Le gain d’amplitude est progressif. Il est possible de régler les limites du mouvement. En fonction de la tolérance du sujet, les butées sont modifiées afin de récupérer de la mobilité dans le sens du mouvement choisi. Au total, nous disposons de 4 sécurités qui garantissent au mieux ce type de travail.

1 – L’arrêt de la contraction musculaire

2 – Le développement d’un pic de couple trop important

3 – Une touche d’arrêt manuel du mouvement à la disposition du patient

4 – Un réglage des amplitudes par le kinésithérapeute.

IV – Les différentes techniques utilisées

Nous disposons du matériel isocinétique d’évaluation musculaire Biodex. Le travail s’effectue sur un sujet bien installé, en position assise, axe du dynamomètre en regard du centre articulaire, segment de membres sus et sous-jacents bien immobilisés. La vitesse du mouvement est de 10° par seconde. Nous proposons une série de 50 répétitions soit un temps de travail de 15 minutes environ.

Deux techniques de travail sont employées.

1°) Le travail isocinétique sur mode excentrique.

Le mouvement est initié par le groupe musculaire antagoniste du mouvement recherché (fléchisseurs pour l’extension et inversement). Le mouvement aller et retour nécessite un travail musculaire des antagonistes au mouvement. Si la force développée est trop faible ou trop forte, le mouvement s’interrompt (cf : ch III, 1). La compréhension et la collaboration du patient doivent être totales. Il est indispensable que le sujet puisse travailler les muscles agonistes et antagonistes en isocinétique. Aucune zone conflictuelle responsable d’une sidération musculaire importante, source d’arrêt du mouvement, ne doit exister.

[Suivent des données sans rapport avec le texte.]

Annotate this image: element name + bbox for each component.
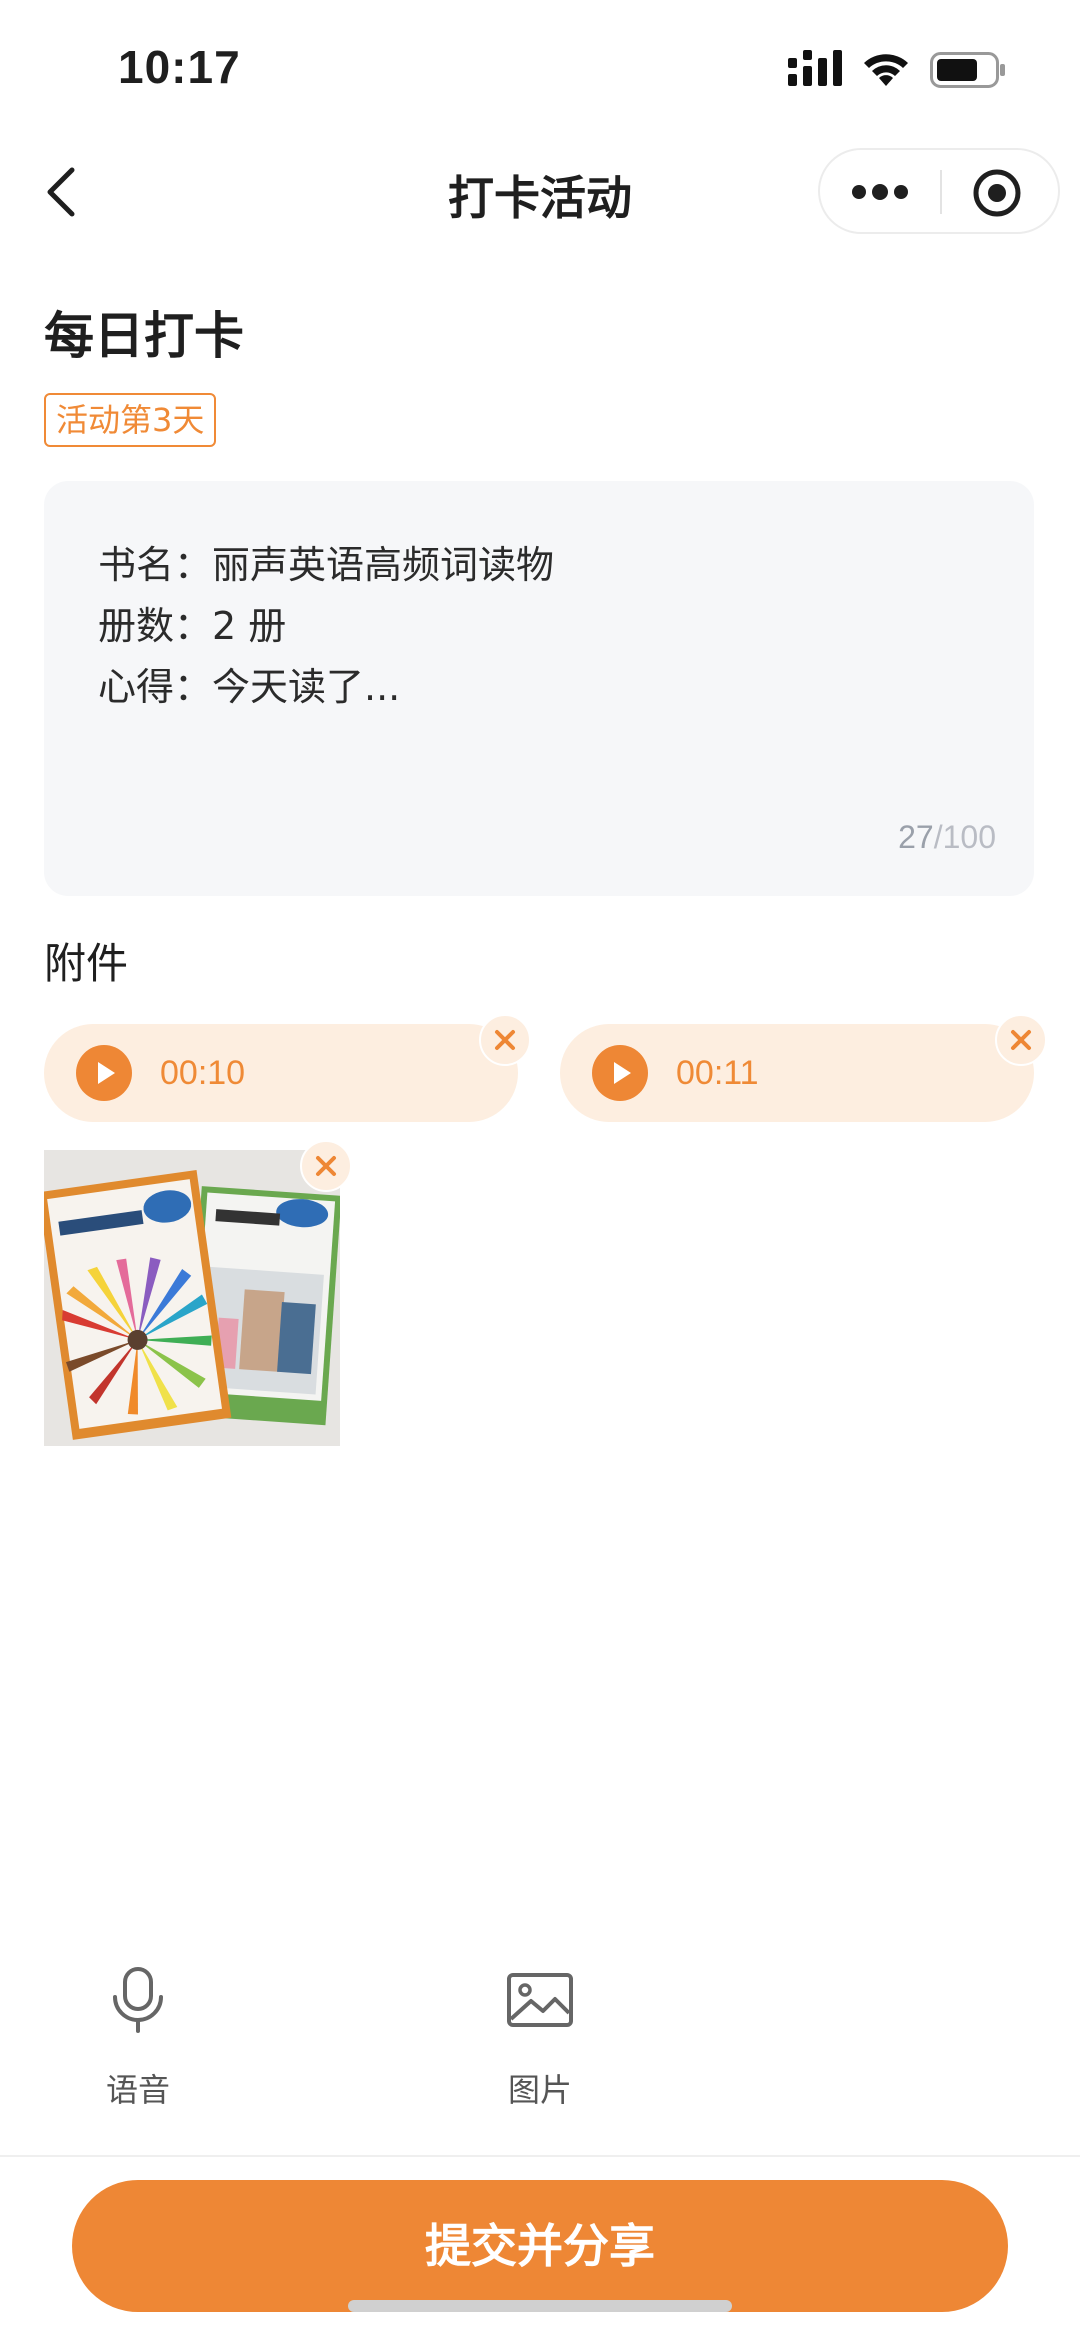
entry-line-notes: 心得：今天读了... [98, 665, 401, 709]
activity-title: 每日打卡 [44, 307, 244, 365]
image-tool-label: 图片 [507, 2071, 572, 2109]
entry-line-volumes: 册数：2 册 [98, 604, 287, 648]
attachments-label: 附件 [44, 939, 129, 988]
image-tool-button[interactable]: 图片 [470, 1965, 610, 2109]
toolbar-divider [0, 2155, 1080, 2157]
play-icon[interactable] [592, 1045, 648, 1101]
remove-image-button[interactable] [300, 1140, 352, 1192]
voice-tool-label: 语音 [105, 2071, 170, 2109]
close-miniprogram-icon[interactable] [972, 168, 1022, 218]
activity-day-badge: 活动第3天 [44, 393, 217, 447]
status-time: 10:17 [118, 41, 241, 93]
microphone-icon [113, 1967, 163, 2033]
more-icon[interactable] [850, 176, 910, 208]
battery-icon [930, 52, 1005, 88]
char-counter: 27/100 [898, 819, 996, 855]
submit-share-button[interactable]: 提交并分享 [72, 2180, 1008, 2312]
home-indicator [348, 2300, 732, 2312]
voice-attachment[interactable]: 00:10 [44, 1024, 518, 1122]
entry-line-book: 书名：丽声英语高频词读物 [98, 543, 555, 587]
checkin-textarea[interactable]: 书名：丽声英语高频词读物 册数：2 册 心得：今天读了... 27/100 [44, 481, 1034, 896]
capsule-divider [940, 170, 942, 214]
image-icon [507, 1973, 573, 2027]
voice-duration: 00:11 [676, 1054, 759, 1092]
play-icon[interactable] [76, 1045, 132, 1101]
wifi-icon [864, 54, 908, 86]
mini-program-capsule [818, 148, 1060, 234]
image-attachment[interactable] [44, 1150, 340, 1446]
remove-voice-button[interactable] [995, 1014, 1047, 1066]
voice-attachment[interactable]: 00:11 [560, 1024, 1034, 1122]
voice-tool-button[interactable]: 语音 [68, 1965, 208, 2109]
signal-icon [788, 50, 842, 86]
book-photo [44, 1150, 340, 1446]
remove-voice-button[interactable] [479, 1014, 531, 1066]
textarea-content: 书名：丽声英语高频词读物 册数：2 册 心得：今天读了... [98, 535, 554, 718]
voice-duration: 00:10 [160, 1054, 246, 1092]
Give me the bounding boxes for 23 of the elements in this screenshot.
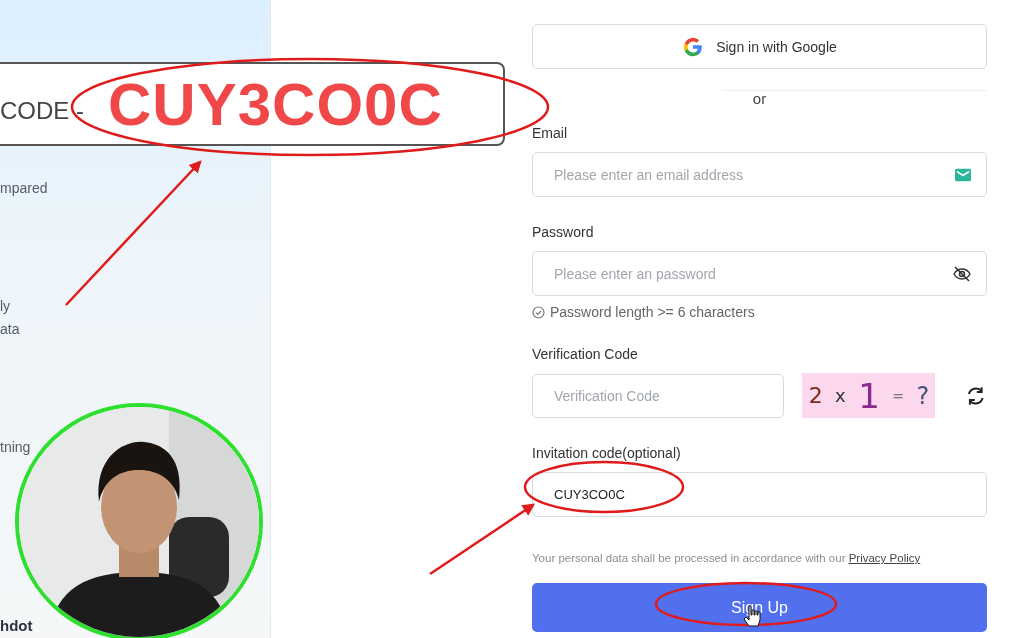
field-label: Email [532,124,568,142]
privacy-policy-link[interactable]: Privacy Policy [848,552,921,564]
google-sign-in-button[interactable]: Sign in with Google [532,24,987,69]
field-label: Password [532,223,595,241]
eye-off-icon[interactable] [953,265,971,282]
password-hint: Password length >= 6 characters [550,304,755,320]
check-circle-icon [532,305,545,319]
privacy-notice: Your personal data shall be processed in accordance with our Privacy Policy [532,551,922,566]
field-label: Invitation code(optional) [532,444,682,462]
captcha-image: 2 x 1 = ? [802,373,936,418]
password-field[interactable]: Please enter an password [532,251,987,296]
verification-code-field[interactable]: Verification Code [532,373,785,418]
divider-text: or [752,89,767,107]
panel-text: ata [0,321,20,337]
email-field[interactable]: Please enter an email address [532,152,987,197]
panel-text: tning [0,439,31,455]
code-banner: CODE - CUY3CO0C [0,62,505,146]
panel-text: ly [0,298,11,314]
brand-text: hdot [0,617,33,634]
field-label: Verification Code [532,345,639,363]
invitation-code-field[interactable]: CUY3CO0C [532,472,987,517]
panel-text: mpared [0,180,48,196]
google-icon [682,35,705,58]
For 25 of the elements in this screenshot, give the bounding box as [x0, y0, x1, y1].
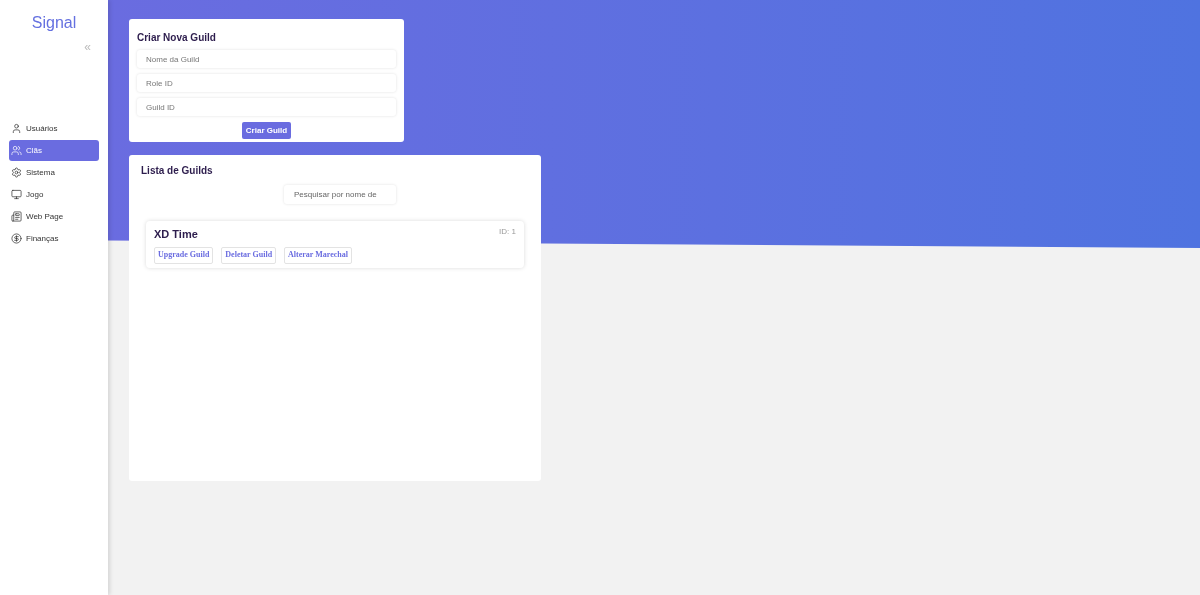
sidebar-item[interactable]: Jogo [9, 184, 99, 205]
input-field[interactable]: Guild ID [137, 98, 396, 116]
action-button[interactable]: Alterar Marechal [284, 246, 352, 264]
sidebar-item[interactable]: Finanças [9, 228, 99, 249]
guild-name: XD Time [154, 227, 198, 242]
users-icon [11, 145, 22, 156]
sidebar-item[interactable]: Clãs [9, 140, 99, 161]
create-guild-button[interactable]: Criar Guild [241, 122, 292, 139]
card-title: Criar Nova Guild [137, 31, 217, 45]
guild-id: ID: 1 [499, 226, 516, 238]
sidebar-item[interactable]: Usuários [9, 118, 99, 139]
input-field[interactable]: Role ID [137, 74, 396, 92]
dollar-icon [11, 233, 22, 244]
sidebar-item[interactable]: Sistema [9, 162, 99, 183]
settings-icon [11, 167, 22, 178]
search-field[interactable]: Pesquisar por nome de [284, 185, 396, 204]
page-icon [11, 211, 22, 222]
sidebar-item[interactable]: Web Page [9, 206, 99, 227]
brand-title: Signal [31, 13, 77, 33]
action-button[interactable]: Deletar Guild [221, 246, 277, 264]
action-button[interactable]: Upgrade Guild [154, 246, 214, 264]
user-icon [11, 123, 22, 134]
card-title: Lista de Guilds [141, 164, 214, 178]
input-field[interactable]: Nome da Guild [137, 50, 396, 68]
monitor-icon [11, 189, 22, 200]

2°) Travail excentrique sur mode passif.

Le mouvement se fait sur un mode passif. On demande au patient de freiner le mouvement qu’exécute la machine. On calcule la 1RM (pic de couple maximal) sur un effort maximal freinateur réalisé par le patient. On règle la sécurité à 50% du pic de couple maximal obtenu. L’absence de contraction musculaire, dans ce cas ne bloque pas le mouvement. On peut donc réaliser l’ensemble ou une partie du mouvement en passif pur. Cet exercice est moins contraignant. On ne demande au sujet une contraction musculaire des antagonistes que dans le ou les secteurs angulaires choisis à une intensité musculaire sous maximale (toujours inférieure à 50% du pic de couple maximal).

Tous nos patients qui justifient de l’utilisation de cette technique de gain d’amplitude commencent à travailler en excentrique sur le mode passif. En fin de progression, dans les indications choisies nous les faisons travailler en isocinétique sur mode excentrique. L’exercice commence dans les amplitudes réalisées par le patient. L’augmentation progressive des amplitudes permet un gain appréciable dans le sens désiré.